Rockfield () is a hamlet in the parish of Tarbat, on the Tarbat Peninsula,  near the village of Portmahomack, Easter Ross, Highland, Scotland. There is a small stone jetty and the traditional way of life included fishing and agriculture. Rockfield is generally east-facing, below the level of a raised beach.

Coastal Walks 
Rockfield is a good place to start or finish a coastal walk.  In a south-south-west direction you can walk from Rockfield to the Seaboard Village of Balintore.  In a north-north-east direction you can walk from Rockfield to Tarbat Ness, round the headland and return to Portmahomack on the other side of the peninsula.

Rockfield to Balintore 
This walk places the Moray Firth on your left with the opportunity to observe dolphins and occasional whales.  The distance is reported as 8.5 km with modest changes in elevation.

Rockfield to Tarbat Ness and on to Portmahomack 
This walk may be broken into two halves.  The first half, from Rockfield to Tarbat Ness is in a general north-north-west direction with the Moray Firth on the right-hand side.

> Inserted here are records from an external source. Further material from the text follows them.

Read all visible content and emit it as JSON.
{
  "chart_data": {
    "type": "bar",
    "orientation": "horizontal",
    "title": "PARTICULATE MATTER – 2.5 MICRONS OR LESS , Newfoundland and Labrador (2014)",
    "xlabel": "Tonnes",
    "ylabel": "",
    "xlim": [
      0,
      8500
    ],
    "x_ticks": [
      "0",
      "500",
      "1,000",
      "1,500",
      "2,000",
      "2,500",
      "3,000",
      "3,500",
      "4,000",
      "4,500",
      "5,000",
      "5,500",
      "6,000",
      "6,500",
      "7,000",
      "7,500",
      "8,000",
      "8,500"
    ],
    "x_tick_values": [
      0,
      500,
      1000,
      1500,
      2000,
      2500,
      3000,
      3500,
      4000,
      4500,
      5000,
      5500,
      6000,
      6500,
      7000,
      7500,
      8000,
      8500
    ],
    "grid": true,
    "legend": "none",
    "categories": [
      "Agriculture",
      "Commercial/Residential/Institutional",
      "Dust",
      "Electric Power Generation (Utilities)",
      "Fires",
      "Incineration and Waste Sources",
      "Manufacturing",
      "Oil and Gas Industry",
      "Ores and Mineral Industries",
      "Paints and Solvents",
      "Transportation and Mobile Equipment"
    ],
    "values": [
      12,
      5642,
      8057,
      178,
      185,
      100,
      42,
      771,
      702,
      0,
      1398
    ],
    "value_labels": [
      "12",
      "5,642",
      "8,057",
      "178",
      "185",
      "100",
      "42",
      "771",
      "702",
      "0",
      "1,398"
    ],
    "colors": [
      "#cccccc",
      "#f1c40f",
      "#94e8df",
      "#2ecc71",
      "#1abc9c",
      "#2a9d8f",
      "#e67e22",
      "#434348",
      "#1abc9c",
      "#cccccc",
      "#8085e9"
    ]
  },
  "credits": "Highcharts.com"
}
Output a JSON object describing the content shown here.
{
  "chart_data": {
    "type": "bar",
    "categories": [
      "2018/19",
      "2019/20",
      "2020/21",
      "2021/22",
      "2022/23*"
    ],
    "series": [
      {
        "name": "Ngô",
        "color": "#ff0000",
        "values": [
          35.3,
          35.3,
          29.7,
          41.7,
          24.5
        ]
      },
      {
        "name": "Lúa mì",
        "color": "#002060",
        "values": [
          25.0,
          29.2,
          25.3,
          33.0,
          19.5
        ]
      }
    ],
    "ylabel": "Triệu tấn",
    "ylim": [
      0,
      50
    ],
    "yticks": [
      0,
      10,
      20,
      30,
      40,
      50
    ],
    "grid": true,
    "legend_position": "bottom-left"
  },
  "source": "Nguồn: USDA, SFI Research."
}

At Tarbat Ness, you can break your walk by viewing the Tarbat Lighthouse and tide pools.  A road runs to the Lighthouse and an old salmon station.

The second half of the walk is on the opposite side of the Tarbat peninsula.  You will be walking in a general south-south-west direction with more protected arm of the sea to your right-hand side.  The walk ends in the village of Portmahomack.